Tribüneneinweihung mit Spitzenspiel - Die neue "Alte Försterei"

Do 11.07.13 | 17:41 Uhr | Von Jörg Hellwig

Fünf Jahre lang halfen tausende von Union-Fans beim Umbau der "Alten Försterei" - am Freitag kann das neue Stadion nun endgültig eröffnet werden - mit einem Spiel gegen Celtic Glasgow. rbb-Reporter Jörg Hellwig hat sich umgehört.
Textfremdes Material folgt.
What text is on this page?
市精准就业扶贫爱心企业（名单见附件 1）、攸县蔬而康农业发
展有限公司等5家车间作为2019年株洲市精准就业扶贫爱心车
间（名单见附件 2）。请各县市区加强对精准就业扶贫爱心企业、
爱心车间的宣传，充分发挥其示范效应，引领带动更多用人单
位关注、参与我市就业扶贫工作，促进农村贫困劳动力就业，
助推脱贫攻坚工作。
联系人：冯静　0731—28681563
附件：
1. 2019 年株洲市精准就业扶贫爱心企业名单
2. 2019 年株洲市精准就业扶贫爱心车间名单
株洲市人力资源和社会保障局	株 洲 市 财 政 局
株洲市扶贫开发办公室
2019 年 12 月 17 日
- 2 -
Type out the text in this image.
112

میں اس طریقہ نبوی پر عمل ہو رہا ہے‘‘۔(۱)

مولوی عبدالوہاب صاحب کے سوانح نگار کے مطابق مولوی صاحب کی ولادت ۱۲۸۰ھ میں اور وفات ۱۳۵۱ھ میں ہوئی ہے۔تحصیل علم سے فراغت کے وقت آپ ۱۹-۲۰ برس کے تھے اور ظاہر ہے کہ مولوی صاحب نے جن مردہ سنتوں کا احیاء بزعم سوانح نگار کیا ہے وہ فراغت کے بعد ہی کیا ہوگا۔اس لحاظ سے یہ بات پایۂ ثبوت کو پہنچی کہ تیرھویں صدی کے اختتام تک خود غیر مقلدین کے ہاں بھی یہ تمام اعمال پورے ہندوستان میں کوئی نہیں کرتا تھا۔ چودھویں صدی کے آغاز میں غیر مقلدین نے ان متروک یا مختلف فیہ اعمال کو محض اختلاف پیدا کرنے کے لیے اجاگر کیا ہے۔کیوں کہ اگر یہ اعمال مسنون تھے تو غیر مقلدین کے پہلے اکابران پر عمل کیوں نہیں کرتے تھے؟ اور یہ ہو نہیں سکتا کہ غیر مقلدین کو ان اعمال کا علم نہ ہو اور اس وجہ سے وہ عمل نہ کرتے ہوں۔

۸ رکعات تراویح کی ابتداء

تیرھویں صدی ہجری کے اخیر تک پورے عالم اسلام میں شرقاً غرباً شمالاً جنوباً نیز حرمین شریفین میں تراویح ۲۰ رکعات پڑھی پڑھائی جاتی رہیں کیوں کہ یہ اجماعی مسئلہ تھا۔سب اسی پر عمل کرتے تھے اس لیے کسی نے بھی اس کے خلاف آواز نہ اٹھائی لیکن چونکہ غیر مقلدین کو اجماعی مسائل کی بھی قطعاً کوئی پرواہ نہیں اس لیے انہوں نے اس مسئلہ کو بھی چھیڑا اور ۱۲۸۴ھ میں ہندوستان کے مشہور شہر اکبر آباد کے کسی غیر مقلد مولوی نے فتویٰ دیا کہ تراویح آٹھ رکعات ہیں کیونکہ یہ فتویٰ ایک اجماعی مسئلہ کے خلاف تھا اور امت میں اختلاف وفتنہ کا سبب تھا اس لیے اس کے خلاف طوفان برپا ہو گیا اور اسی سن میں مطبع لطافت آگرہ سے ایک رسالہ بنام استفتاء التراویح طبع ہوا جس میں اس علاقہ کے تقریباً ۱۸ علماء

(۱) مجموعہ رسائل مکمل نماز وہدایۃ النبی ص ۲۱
Für viele ist es das schönste Berliner Stadion überhaupt: Die "Alte Försterei" in Köpenick. Fünf Jahre lang legten tausende Union-Anhänger beim Umbau selbst Hand an, am Freitag kann der Verein offiziell die Fertigstellung seiner Heimspielstätte feiern – mit einem Spiel gegen den schottischen Meister Celtic Glasgow.
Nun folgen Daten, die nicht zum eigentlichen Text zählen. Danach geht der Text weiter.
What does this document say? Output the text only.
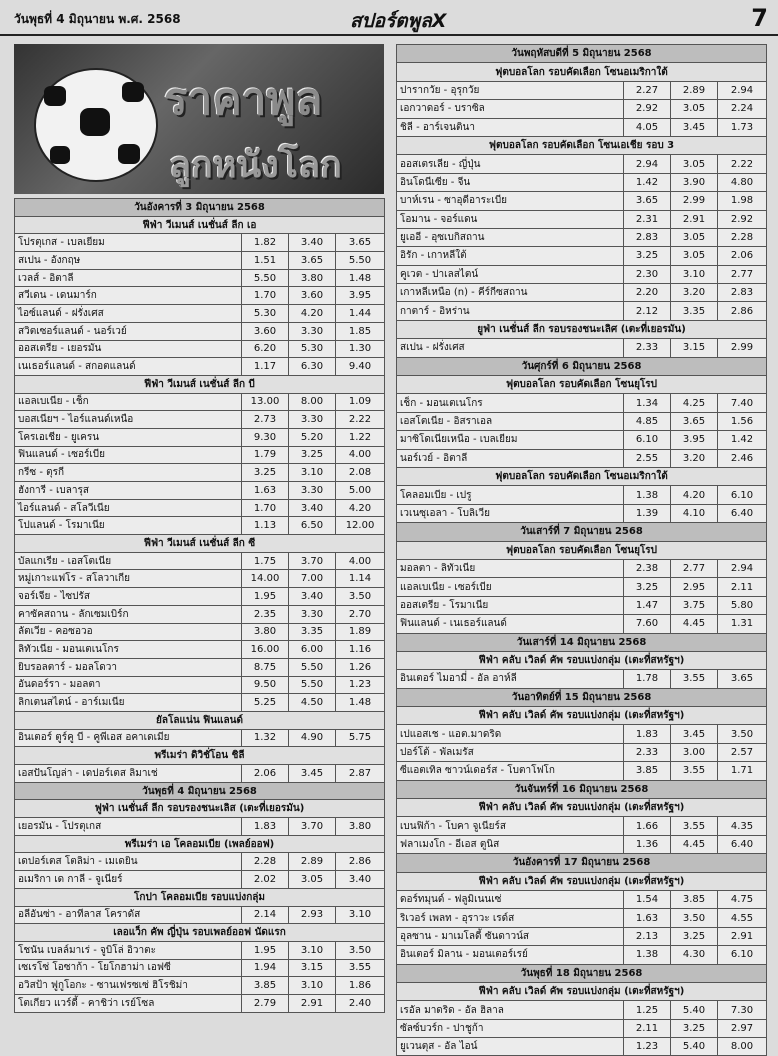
วันพุธที่ 4 มิถุนายน พ.ศ. 2568	สปอร์ตพูลX	7
ราคาพูล
ลูกหนังโลก
วันอังคารที่ 3 มิถุนายน 2568			
ฟีฟ่า วีเมนส์ เนชั่นส์ ลีก เอ			
โปรตุเกส - เบลเยียม	1.82	3.40	3.65
สเปน - อังกฤษ	1.51	3.65	5.50
เวลส์ - อิตาลี	5.50	3.80	1.48
สวีเดน - เดนมาร์ก	1.70	3.60	3.95
ไอซ์แลนด์ - ฝรั่งเศส	5.30	4.20	1.44
สวิตเซอร์แลนด์ - นอร์เวย์	3.60	3.30	1.85
ออสเตรีย - เยอรมัน	6.20	5.30	1.30
เนเธอร์แลนด์ - สกอตแลนด์	1.17	6.30	9.40
ฟีฟ่า วีเมนส์ เนชั่นส์ ลีก บี			
แอลเบเนีย - เช็ก	13.00	8.00	1.09
บอสเนียฯ - ไอร์แลนด์เหนือ	2.73	3.30	2.22
โครเอเชีย - ยูเครน	9.30	5.20	1.22
ฟินแลนด์ - เซอร์เบีย	1.79	3.25	4.00
กรีซ - ตุรกี	3.25	3.10	2.08
ฮังการี - เบลารุส	1.63	3.30	5.00
ไอร์แลนด์ - สโลวีเนีย	1.70	3.40	4.20
โปแลนด์ - โรมาเนีย	1.13	6.50	12.00
ฟีฟ่า วีเมนส์ เนชั่นส์ ลีก ซี			
บัลแกเรีย - เอสโตเนีย	1.75	3.70	4.00
หมู่เกาะแฟโร - สโลวาเกีย	14.00	7.00	1.14
จอร์เจีย - ไซปรัส	1.95	3.40	3.50
คาซัคสถาน - ลักเซมเบิร์ก	2.35	3.30	2.70
ลัตเวีย - คอซอวอ	3.80	3.35	1.89
ลิทัวเนีย - มอนเตเนโกร	16.00	6.00	1.16
ยิบรอลตาร์ - มอลโดวา	8.75	5.50	1.26
อันดอร์รา - มอลตา	9.50	5.50	1.23
ลิกเตนสไตน์ - อาร์เมเนีย	5.25	4.50	1.48
ยัลโลแน่น ฟินแลนด์			
อินเตอร์ ตูร์คู บี - คูพีเอส อคาเดเมีย	1.32	4.90	5.75
พรีเมร่า ดิวิชั่โอน ชิลี			
เอสปันโญล่า - เดปอร์เตส ลิมาเช่	2.06	3.45	2.87
วันพุธที่ 4 มิถุนายน 2568			
ฟูฟ่า เนชั่นส์ ลีก รอบรองชนะเลิส (เตะที่เยอรมัน)			
เยอรมัน - โปรตุเกส	1.83	3.70	3.80
พรีเมร่า เอ โคลอมเบีย (เพลย์ออฟ)			
เดปอร์เตส โตลิม่า - เมเดยิน	2.28	2.89	2.86
อเมริกา เด กาลี - จูเนียร์	2.02	3.05	3.40
โกปา โคลอมเบีย รอบแบ่งกลุ่ม			
อลีอันซ่า - อาทีลาส โคราดัส	2.14	2.93	3.10
เลอแว็ก คัพ ญี่ปุ่น รอบเพลย์ออฟ นัดแรก			
โชนัน เบลล์มาเร่ - จูบิโล่ อิวาตะ	1.95	3.10	3.50
เซเรโซ่ โอซาก้า - โยโกฮาม่า เอฟซี	1.94	3.15	3.55
อวิสป้า ฟูกูโอกะ - ซานเฟรซเซ่ ฮิโรชิม่า	3.85	3.10	1.86
โตเกียว แวร์ดี้ - คาชิว่า เรย์โซล	2.79	2.91	2.40
วันพฤหัสบดีที่ 5 มิถุนายน 2568			
ฟุตบอลโลก รอบคัดเลือก โซนอเมริกาใต้			
ปารากวัย - อุรุกวัย	2.27	2.89	2.94
เอกวาดอร์ - บราซิล	2.92	3.05	2.24
ชิลี - อาร์เจนตินา	4.05	3.45	1.73
ฟุตบอลโลก รอบคัดเลือก โซนเอเชีย รอบ 3			
ออสเตรเลีย - ญี่ปุ่น	2.94	3.05	2.22
อินโดนีเซีย - จีน	1.42	3.90	4.80
บาห์เรน - ซาอุดีอาระเบีย	3.65	2.99	1.98
โอมาน - จอร์แดน	2.31	2.91	2.92
ยูเออี - อุซเบกิสถาน	2.83	3.05	2.28
อิรัก - เกาหลีใต้	3.25	3.05	2.06
คูเวต - ปาเลสไตน์	2.30	3.10	2.77
เกาหลีเหนือ (n) - คีร์กีซสถาน	2.20	3.20	2.83
กาตาร์ - อิหร่าน	2.12	3.35	2.86
ยูฟ่า เนชั่นส์ ลีก รอบรองชนะเลิศ (เตะที่เยอรมัน)			
สเปน - ฝรั่งเศส	2.33	3.15	2.99
วันศุกร์ที่ 6 มิถุนายน 2568			
ฟุตบอลโลก รอบคัดเลือก โซนยุโรป			
เช็ก - มอนเตเนโกร	1.34	4.25	7.40
เอสโตเนีย - อิสราเอล	4.85	3.65	1.56
มาซิโดเนียเหนือ - เบลเยียม	6.10	3.95	1.42
นอร์เวย์ - อิตาลี	2.55	3.20	2.46
ฟุตบอลโลก รอบคัดเลือก โซนอเมริกาใต้			
โคลอมเบีย - เปรู	1.38	4.20	6.10
เวเนซุเอลา - โบลิเวีย	1.39	4.10	6.40
วันเสาร์ที่ 7 มิถุนายน 2568			
ฟุตบอลโลก รอบคัดเลือก โซนยุโรป			
มอลตา - ลิทัวเนีย	2.38	2.77	2.94
แอลเบเนีย - เซอร์เบีย	3.25	2.95	2.11
ออสเตรีย - โรมาเนีย	1.47	3.75	5.80
ฟินแลนด์ - เนเธอร์แลนด์	7.60	4.45	1.31
วันเสาร์ที่ 14 มิถุนายน 2568			
ฟีฟ่า คลับ เวิลด์ คัพ รอบแบ่งกลุ่ม (เตะที่สหรัฐฯ)			
อินเตอร์ ไมอามี่ - อัล อาห์ลี	1.78	3.55	3.65
วันอาทิตย์ที่ 15 มิถุนายน 2568			
ฟีฟ่า คลับ เวิลด์ คัพ รอบแบ่งกลุ่ม (เตะที่สหรัฐฯ)			
เปแอสเช - แอต.มาดริด	1.83	3.45	3.50
ปอร์โต้ - พัลเมรัส	2.33	3.00	2.57
ซีแอตเทิล ซาวน์เดอร์ส - โบตาโฟโก	3.85	3.55	1.71
วันจันทร์ที่ 16 มิถุนายน 2568			
ฟีฟ่า คลับ เวิลด์ คัพ รอบแบ่งกลุ่ม (เตะที่สหรัฐฯ)			
เบนฟิก้า - โบคา จูเนียร์ส	1.66	3.55	4.35
ฟลาเมงโก - อีเอส ตูนิส	1.36	4.45	6.40
วันอังคารที่ 17 มิถุนายน 2568			
ฟีฟ่า คลับ เวิลด์ คัพ รอบแบ่งกลุ่ม (เตะที่สหรัฐฯ)			
ดอร์ทมุนด์ - ฟลูมิเนนเซ่	1.54	3.85	4.75
ริเวอร์ เพลท - อุราวะ เรด์ส	1.63	3.50	4.55
อุลซาน - มาเมโลดี้ ซันดาวน์ส	2.13	3.25	2.91
อินเตอร์ มิลาน - มอนเตอร์เรย์	1.38	4.30	6.10
วันพุธที่ 18 มิถุนายน 2568			
ฟีฟ่า คลับ เวิลด์ คัพ รอบแบ่งกลุ่ม (เตะที่สหรัฐฯ)			
เรอัล มาดริด - อัล ฮิลาล	1.25	5.40	7.30
ซัลซ์บวร์ก - ปาชูก้า	2.11	3.25	2.97
ยูเวนตุส - อัล ไอน์	1.23	5.40	8.00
Dirk Thiemes Telefon klingelt in diesen Tagen fast unaufhörlich. Es läuft der Endspurt an der "Alten Försterei", nur noch wenig Zeit bleibt für die letzten Arbeiten an der Sportstätte bis zum Spitzenspiel am Freitag . "Zuletzt war ich 13, 14 Stunden täglich auf der Stadionbaustelle", erzählt der 51-Jährige Projektverantwortliche, den bei Union alle nur "Eldi" rufen.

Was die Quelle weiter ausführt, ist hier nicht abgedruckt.